Enfin une information qui replace les faits et les actes des uns et des autres et démontre bien l’idéologie d’extrême-droite qui anime tant les groupuscule que le parti avec pignon sur rue.
Mettre sur le même pied d’égalité l’extrême-droite raciste et fasciste avec les antifascistes est comme s’aligner sur la propagande nazie qui taxait les Résistants à l’hitlérisme de terroristes.
Une logorrhée juste pour se faire plaisir et faire plaisir à l’extrême gauche. La réalité c’est qu’un jeune certes entrainé dans des idéologies repoussantes (fasciste étant un terme à la mode) a été tabassé à mort par des abrutis se revendiquant antifas. Arnault a été condamné pour violences par la Justice, que ça vous plaise ou pas c’est pareil, ou alors il faut aussi crier à l’injustice quand c’est le RN qui est condamné, dés lors il devrait être expulsé de LFI. Mais il ne le sera pas, et LFI va perdre beaucoup de voix à cause de cela, et comme d’habitude accusera les autres, les médias, alors que ce mouvement peu démocratique au service d’un gourou et de quelques proches (un grand nombre étant partis), est responsable de sa déroute à venir, qui est assurée, on le verra aux Municipales puis à la Présidentielle, où le vieillard Mélenchon ne va pas manquer de se présenter. La déroute de LFI sera de salubrité publique, vu les détestables positions partisanes sur Maduro, le Hamas, Poutine…Evidemment la droite et l’extrême droite devraient aussi faire le ménage dans leurs organisations, et d’une manière générale, l’Etat devrait réellement s’occuper des groupuscules violents, évidemment majoritaires à l’extrême droite, mais ce n’est pas une raison pour ne rien faire contre les violences d’extrême gauche.
La lâcheté, la posture de surplomb des donneur-ses de leçon sont bien documentées historiquement.
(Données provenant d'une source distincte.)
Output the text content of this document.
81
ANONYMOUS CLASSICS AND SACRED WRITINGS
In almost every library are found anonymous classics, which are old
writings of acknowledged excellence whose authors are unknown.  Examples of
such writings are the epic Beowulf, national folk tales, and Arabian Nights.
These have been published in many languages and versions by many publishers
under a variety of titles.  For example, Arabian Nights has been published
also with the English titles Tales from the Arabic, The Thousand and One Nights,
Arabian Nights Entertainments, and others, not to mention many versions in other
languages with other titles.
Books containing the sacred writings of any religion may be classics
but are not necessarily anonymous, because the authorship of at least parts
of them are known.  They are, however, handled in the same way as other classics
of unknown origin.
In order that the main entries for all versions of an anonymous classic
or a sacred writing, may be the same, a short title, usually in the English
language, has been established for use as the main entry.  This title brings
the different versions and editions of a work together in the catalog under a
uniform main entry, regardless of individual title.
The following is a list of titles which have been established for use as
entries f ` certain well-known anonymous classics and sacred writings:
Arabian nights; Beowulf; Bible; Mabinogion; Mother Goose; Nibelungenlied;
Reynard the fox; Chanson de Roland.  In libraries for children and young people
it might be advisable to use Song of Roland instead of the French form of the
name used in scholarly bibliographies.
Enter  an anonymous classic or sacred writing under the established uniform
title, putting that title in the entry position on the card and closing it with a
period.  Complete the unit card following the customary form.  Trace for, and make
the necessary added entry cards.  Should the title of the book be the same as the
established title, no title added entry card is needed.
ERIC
Elles conduisent souvent à des positions contre son propre camp et conduisent à l’avènement de l’odieux et de la mort. Pour ceux qui pratiquent cette stratégie somnifère le réveil est souvent douloureux, mais il est trop tard. Pour se racheter ils font alors ami-ami avec ceux et celles sur lesquels ils crachaient quelque temps auparavant. On a nommé cela « les résistants de la dernière heure ».
Merci pour ce contre-poison et le travail d’enquête en profondeur réalisé.
Un jeune adulte a été tué. C’est triste. D’autres malheureusement sont morts avant lui (sans que, il faut le reconnaître, cela fasse grand bruit médiatique et politique). Cela montre aussi la dégradation du fonctionnement de nos sociétés à bout de souffle où certain-es tentent de trouver un sens à leur malaise en tombant dans la violence, l’extrémisme religieux et politique ou bien en se raccrochant à une illusoire troisième voie de consensus (comme on l’a vue à l’Assemblée Nationale dernièrement) qui, au final, renie les valeurs de départ et se complet dans l’incantation stratégique politicienne.